Saturday, November 17, 2012

I'm From Driftwood by Nathan Manske (REVIEW)

The worst part about having your e-reader die is losing access to your carefully managed queue of review titles. While I'm (barely) managing to muddle through with a cheap tablet, trying to reconstruct that queue from titles scattered across email, my laptop, my PC, and my cloud drive has proven to be a challenge. As a result, I am woefully behind with some titles . . . but persevering. :)

With I'm From Driftwood, Nathan Manske collects 50-plus Lesbian, Gay, Bisexual, Transgender & Queer Stories From All Over The World. It's an admirable effort, with some really interesting stories to enjoy, but I have to be honest in that I found it rather heavily weighed on the 'gay' side, with few 'transgender' stories, and even fewer 'bisexual' stories, and somewhat uneven in terms of quality.

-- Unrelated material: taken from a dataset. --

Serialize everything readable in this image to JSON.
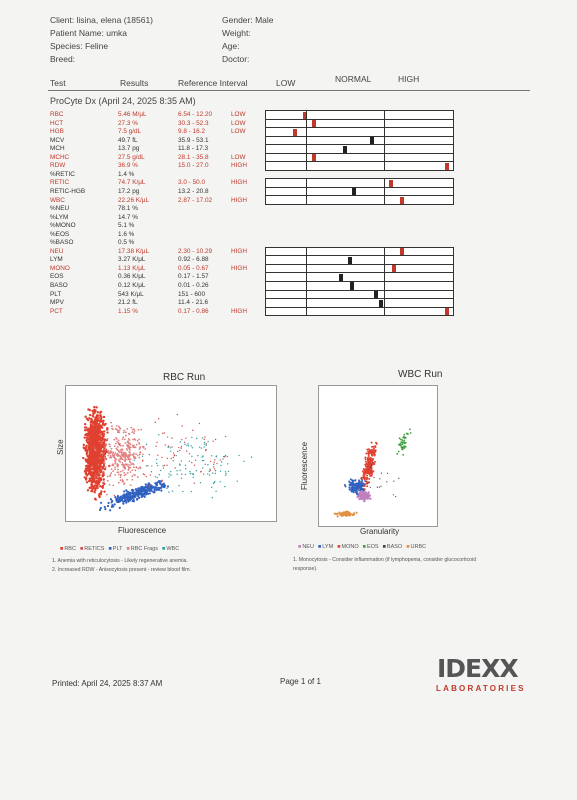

I know, life stories are just that - life stories, and not literature - and Manske is limited by those stories the community care to share. In terms of demographics, he may very well represent an accurate cross-section here, but I simply would have liked to see more balance. That's probably a personal complaint, coming as it does from one of the under-represented demographics, but it's a complaint all the same.

Some of the stories here were quite fascinating, containing moments of humour, sorrow, and anger. If there's a common them to them, it's this - while words and actions do indeed have power, even a quiet form of acceptance can be stronger than the most vocal rejection. There were a few stories in which I could see myself, moments and confrontations I too have shared, but for the most part I felt like a sympathetic ally, standing outside the story.

I don't mean for this to sound like a negative review, because this is an important collection, and I think it's wonderful that so many people have shared their stories with the i'm from driftwood project. It does reflect the individuality within our shared circumstances, and there's an authenticity to the words that you wouldn't otherwise find in a memoir that lifts, borrows, and edits the tale to fit a larger theme.